Reklama

Tajemnicza śmierć Gene’a Hackmana. Przyjaciel zabiera głos. Ma wątpliwości

Śmierć Gene’a Hackmana wstrząsnęła światem kina. Choć wciąż nie ustalono jej przyczyny, wieloletni przyjaciel aktora zabiera głos i dzieli się swoimi obawami. Mężczyzna twierdzi, że coś w tej historii się nie zgadza. Inni znajomi gwiazdora zdradzają z kolei, kiedy ostatni raz go widzieli. Czy te relacje rzucą nowe światło na tajemnicze okoliczności odejścia Hackmana i jego żony?
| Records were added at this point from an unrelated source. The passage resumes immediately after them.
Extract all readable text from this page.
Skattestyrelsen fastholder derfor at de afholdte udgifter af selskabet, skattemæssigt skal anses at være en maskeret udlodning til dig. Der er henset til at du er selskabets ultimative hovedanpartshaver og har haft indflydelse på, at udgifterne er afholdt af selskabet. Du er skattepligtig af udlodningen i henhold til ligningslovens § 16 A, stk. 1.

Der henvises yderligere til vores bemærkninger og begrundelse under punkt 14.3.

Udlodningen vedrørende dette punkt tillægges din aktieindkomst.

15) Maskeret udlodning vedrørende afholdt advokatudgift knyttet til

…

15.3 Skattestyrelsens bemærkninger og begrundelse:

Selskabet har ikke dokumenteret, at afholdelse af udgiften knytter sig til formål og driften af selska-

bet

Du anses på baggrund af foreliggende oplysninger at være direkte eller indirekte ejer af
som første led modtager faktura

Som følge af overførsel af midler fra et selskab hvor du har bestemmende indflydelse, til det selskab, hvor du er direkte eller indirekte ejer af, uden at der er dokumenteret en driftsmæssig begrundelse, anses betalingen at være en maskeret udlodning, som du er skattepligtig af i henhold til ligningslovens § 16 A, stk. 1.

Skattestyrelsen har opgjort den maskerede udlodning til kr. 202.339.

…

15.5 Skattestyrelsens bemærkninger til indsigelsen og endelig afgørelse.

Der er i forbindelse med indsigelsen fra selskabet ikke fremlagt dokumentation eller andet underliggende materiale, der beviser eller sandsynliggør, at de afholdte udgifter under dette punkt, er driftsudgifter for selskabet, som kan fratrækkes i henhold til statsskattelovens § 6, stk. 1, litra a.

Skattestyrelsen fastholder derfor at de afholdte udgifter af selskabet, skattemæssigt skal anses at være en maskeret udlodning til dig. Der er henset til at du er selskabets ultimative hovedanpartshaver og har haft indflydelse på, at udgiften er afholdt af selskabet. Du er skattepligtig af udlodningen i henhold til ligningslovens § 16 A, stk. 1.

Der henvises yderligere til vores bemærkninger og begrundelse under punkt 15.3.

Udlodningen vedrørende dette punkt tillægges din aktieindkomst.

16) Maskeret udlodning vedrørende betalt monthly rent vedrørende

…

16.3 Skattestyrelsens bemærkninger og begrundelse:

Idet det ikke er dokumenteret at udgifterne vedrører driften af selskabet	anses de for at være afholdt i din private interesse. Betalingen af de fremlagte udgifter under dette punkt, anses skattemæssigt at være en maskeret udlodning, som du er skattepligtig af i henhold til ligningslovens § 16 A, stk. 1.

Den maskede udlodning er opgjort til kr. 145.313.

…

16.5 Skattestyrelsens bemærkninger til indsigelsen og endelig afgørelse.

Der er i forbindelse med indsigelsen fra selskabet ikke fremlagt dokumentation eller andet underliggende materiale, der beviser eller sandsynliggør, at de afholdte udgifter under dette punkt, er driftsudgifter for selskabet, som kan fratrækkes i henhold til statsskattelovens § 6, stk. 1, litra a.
Coś tu nie gra. Przyjaciel Gene’a Hackmana przerywa milczenie

Fani kina wciąż nie mogą pogodzić się z nagłym odejściem Gene’a Hackmana, a kolejne sensacyjne doniesienia tylko potęgują tajemnicę wokół jego śmierci. Według najnowszych informacji aktor miał nie żyć już od 10 dni przed odnalezieniem ciała. Jego córka twierdzi, że zginął na skutek zatrucia toksycznymi oparami wydobywającymi się z fabryki w pobliżu jego domu. Tymczasem w sieci pojawiła się teoria, że przyczyną śmierci był zawał serca - taki sam, jaki miała dostać jego żona, próbując mu pomóc w chwili tragedii.

Jaka jest prawda? Policja na ten moment nie potwierdza ani nie dementuje żadnych doniesień. Głos w sprawie zabrał za to wieloletni przyjaciel Hackmana, który uważa, że coś tu się nie zgadza. W rozmowie z The Sunday Times Doug Lanham wyraził swoje wątpliwości dotyczące okoliczności śmierci Hackmana. 

Reklama

"Jest tak wiele elementów układanki, które nie pasują do tego, kim oni byli" - wyznał w wywiadzie dla The Sunday Times. 

To, że nie tylko aktor został znaleziony martwy, ale również jego żona i pies, sprawiło, że w sieci pojawiło się wiele spekulacji. Policja wyklucza jednak udział osób trzecich. Lanham również nie wierzy, że ktoś mógł celowo doprowadzić do tej tragedii.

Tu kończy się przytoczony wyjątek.